Propped against the sectional in the living room, 15-year-old Rigo stretches out his legs. He’s Mead’s younger brother—the infant who was with his parents that first night the cops came. He’s been living with the couple for a few months because, in a move that redraws the conventional family tree, Mead and Becker—23 and 24, respectively—are now his foster parents. After visiting him in one of his foster homes, Mead and Becker knew they wanted more for him. They took about four months of classes to become certified by DDHS and surprised him with the news that he could live with them, if he chose to.

He accepted. Now Rigo talks about a pickup softball game this summer when he nearly hit the ball out of the park. Mead beams and playfully ribs him about how far the drive went. “I feel bad for your kids when they’re teenagers,” Rigo teases back.

It’s only been a few months, but the young family already has rituals, including regular Super Smash Bros. video game battles. Mead and Rigo each swear they are the household’s top player; Becker surprises them both with the occasional victory. The trio has even created a custom level in the game that’s unique to them. Floating platforms drift up and down as the animelike players leap around with swords and weapons, tumble down, and leap up again, a fitting virtual reality example of the constantly shifting and moving landing spots this atypical family has had to master.

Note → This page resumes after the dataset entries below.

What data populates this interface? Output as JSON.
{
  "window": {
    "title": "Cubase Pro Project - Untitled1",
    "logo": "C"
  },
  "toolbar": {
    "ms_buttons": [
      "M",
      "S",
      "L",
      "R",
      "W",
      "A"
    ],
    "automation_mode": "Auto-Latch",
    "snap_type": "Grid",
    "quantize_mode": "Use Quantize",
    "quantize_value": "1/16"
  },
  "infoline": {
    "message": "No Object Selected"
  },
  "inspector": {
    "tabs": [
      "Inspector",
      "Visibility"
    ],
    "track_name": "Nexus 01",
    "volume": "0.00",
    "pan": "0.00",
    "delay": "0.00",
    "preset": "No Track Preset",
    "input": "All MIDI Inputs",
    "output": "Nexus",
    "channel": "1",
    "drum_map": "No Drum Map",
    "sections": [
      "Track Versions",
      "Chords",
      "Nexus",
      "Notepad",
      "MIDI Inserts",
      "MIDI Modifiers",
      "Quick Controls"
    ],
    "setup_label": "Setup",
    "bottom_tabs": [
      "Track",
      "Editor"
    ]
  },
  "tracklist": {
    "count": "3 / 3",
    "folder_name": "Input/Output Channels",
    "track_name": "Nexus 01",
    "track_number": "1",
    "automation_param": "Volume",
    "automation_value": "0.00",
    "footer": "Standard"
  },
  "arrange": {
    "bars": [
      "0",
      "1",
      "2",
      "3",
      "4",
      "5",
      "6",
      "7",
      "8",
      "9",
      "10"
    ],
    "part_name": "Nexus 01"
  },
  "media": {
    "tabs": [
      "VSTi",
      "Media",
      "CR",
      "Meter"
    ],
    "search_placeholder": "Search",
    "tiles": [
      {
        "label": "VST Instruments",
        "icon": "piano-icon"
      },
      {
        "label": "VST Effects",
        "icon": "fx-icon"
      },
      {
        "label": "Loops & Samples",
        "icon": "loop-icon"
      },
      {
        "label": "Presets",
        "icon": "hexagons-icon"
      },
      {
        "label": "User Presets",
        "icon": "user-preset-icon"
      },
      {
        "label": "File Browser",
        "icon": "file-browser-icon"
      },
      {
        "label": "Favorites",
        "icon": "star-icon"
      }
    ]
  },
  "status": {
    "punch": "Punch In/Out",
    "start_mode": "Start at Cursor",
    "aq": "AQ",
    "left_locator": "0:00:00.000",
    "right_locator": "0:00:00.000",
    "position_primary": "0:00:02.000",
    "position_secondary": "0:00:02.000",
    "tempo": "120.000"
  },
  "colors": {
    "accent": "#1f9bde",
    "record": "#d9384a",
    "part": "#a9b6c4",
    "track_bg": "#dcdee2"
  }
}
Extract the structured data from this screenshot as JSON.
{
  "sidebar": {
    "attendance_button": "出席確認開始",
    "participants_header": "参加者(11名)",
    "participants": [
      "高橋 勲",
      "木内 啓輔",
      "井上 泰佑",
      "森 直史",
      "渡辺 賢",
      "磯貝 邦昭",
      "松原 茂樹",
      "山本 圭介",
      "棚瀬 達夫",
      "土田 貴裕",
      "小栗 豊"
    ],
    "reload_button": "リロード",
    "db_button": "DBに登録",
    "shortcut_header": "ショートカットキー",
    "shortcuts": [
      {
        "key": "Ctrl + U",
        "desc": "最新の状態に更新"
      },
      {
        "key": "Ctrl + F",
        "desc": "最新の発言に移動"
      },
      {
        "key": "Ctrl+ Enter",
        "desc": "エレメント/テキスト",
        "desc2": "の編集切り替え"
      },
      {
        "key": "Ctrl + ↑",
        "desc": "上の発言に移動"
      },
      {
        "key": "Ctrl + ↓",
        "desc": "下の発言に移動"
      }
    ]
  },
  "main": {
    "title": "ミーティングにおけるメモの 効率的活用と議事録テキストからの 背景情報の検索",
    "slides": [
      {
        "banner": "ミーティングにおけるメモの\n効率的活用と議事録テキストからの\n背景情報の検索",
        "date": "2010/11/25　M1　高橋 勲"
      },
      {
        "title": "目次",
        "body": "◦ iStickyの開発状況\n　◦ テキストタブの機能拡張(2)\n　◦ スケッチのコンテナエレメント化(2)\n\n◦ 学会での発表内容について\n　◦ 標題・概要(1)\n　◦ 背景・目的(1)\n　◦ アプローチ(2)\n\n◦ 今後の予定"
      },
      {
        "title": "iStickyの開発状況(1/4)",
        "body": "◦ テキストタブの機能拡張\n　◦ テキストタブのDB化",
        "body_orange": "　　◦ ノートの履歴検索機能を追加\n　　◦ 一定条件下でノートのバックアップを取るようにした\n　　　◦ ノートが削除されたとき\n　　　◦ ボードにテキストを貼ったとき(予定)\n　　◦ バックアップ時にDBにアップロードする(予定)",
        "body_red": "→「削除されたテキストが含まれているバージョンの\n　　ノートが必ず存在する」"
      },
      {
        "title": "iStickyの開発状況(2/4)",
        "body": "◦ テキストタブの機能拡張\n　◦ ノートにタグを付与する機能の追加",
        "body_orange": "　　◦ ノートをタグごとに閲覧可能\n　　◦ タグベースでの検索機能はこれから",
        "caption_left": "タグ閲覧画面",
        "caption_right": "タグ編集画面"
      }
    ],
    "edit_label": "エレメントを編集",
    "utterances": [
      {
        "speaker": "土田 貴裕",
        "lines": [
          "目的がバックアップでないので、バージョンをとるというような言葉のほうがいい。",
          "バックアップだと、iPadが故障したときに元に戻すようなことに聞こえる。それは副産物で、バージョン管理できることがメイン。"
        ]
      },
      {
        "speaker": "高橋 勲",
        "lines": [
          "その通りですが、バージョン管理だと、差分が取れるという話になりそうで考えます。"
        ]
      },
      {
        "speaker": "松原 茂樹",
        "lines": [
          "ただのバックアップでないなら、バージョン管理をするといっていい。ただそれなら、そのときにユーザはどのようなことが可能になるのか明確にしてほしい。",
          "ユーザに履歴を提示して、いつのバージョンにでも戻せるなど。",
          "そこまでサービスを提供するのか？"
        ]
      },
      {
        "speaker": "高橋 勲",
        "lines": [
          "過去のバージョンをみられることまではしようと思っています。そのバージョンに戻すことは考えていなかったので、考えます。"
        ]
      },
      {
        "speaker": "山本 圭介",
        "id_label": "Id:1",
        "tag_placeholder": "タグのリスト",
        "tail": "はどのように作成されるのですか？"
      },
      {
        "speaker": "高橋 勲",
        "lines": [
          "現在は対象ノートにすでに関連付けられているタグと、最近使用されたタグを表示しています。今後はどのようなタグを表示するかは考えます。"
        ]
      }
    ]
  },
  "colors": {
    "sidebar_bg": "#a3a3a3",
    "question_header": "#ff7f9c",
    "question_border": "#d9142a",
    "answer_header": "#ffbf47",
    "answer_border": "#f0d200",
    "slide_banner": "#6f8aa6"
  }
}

Today, Mead has regained more of her family than she ever thought possible. She worries about Rigo as only a mom or an older sister can. She has flower tattoos on her torso for each of her seven siblings so she can always keep them close. For Rigo, she picked a rose because the boy she remembered from childhood was so sweet and loving. When he first moved in, she had trouble seeing that sensitivity in the teenager he’d become, but now she says that while they are still relearning how to live as a family, her rose is back.

She also knows that her story is far from complete. As the ACE research indicates, the abuse and neglect she endured as a child could one day impact her long-term health. Or not. Regardless, she’s not taking chances. She keeps her mind organized and is adept at analyzing and finding solutions so that whatever happens to her next will be on her terms. Justice—for her and so many other abuse survivors—extends beyond a courtroom to the opportunities she will have as an adult.

Mead realizes her outcome isn’t typical. So much of her life has been determined by what has happened to her: events, moments, and incidents beyond her control. Now she’s starting a life defined more by what she’s done. “I’ve been victimized, but I’ve never been a victim,” Mead says. She talks about what happened to her because she wants to protect families, get parents help when they need it, remove kids when their homes aren’t safe, make sure foster kids have a better chance at graduating, lock up serial abusers…her list goes on.

She wants to find the kids like the ones in Sperling’s Uptown apartment, or the boy in the Flores Kennedy video, or any child in need, before they become headline news. It might seem Sisyphean, but as Mead stands with Becker and Rigo on the balcony watching the sun shoot streaks of red, ochre, and orange across the distant Rockies, it seems possible—even plausible. “I don’t come with woes,” she says. “I don’t come with sorrows. I don’t come with problems. This is what happened. Now what can we do?”